Le ministère des Transports publie un arrêté historique qui permet, pour la première fois, l’homologation de petits robots de livraison autonomes en France. Une révolution silencieuse pour la logistique urbaine du dernier kilomètre.
Un cadre réglementaire inédit en Europe
La France franchit une étape décisive dans le déploiement des mobilités autonomes. Le ministère des Transports vient de publier un arrêté ouvrant officiellement la voie à l’homologation des premiers robots de livraison autonomes sur la voie publique. Compacts, électriques et conçus pour des trajets de courte distance, ces engins vont pouvoir circuler légalement sur la chaussée française. Avec cette décision, la France devient l’un des premiers pays au monde à se doter d’un cadre national permettant l’homologation de tels robots, alors même que les travaux internationaux à l’ONU et au sein de l’Union Européenne sont encore en cours. Un signal fort envoyé aux constructeurs et à la filière industrielle.

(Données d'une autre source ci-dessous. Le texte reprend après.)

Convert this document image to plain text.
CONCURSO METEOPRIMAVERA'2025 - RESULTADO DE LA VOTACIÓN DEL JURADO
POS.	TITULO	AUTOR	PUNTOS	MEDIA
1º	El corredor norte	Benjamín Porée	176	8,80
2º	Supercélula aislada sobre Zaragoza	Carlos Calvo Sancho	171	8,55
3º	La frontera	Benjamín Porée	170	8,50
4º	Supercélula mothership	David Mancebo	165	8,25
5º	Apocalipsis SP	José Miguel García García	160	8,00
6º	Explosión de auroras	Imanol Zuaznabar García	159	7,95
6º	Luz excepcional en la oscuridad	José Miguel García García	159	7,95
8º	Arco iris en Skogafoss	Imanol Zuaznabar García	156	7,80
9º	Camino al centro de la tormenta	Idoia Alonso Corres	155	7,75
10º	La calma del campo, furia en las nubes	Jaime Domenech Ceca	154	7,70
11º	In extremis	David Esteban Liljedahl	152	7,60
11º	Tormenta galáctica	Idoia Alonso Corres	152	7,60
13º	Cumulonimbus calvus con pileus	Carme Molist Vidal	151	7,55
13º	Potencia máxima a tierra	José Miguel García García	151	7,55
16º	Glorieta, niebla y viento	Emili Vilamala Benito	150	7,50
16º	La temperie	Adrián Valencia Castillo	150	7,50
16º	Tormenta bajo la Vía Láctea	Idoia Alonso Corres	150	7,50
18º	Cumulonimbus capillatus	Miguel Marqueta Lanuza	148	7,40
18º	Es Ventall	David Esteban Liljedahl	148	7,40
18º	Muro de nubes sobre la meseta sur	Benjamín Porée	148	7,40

Des robots classés comme véhicules de catégorie L
Jusqu’à présent, ces robots évoluaient dans un vide juridique total, empêchant toute mise en circulation officielle. L’arrêté les classe désormais dans la catégorie L de véhicules, celle qui regroupe tricycles et quadricycles à moteur. Selon leur sous-catégorie, ils pourront mesurer jusqu’à 4 mètres de long, 2 mètres de large et 2,5 mètres de haut, avec une charge utile pouvant atteindre 1.000 kg. Ils sont conçus pour assurer des livraisons sur plusieurs dizaines de kilomètres, sans aucune présence humaine à bord. Leur circulation sera en revanche supervisée à distance pour garantir un haut niveau de sécurité.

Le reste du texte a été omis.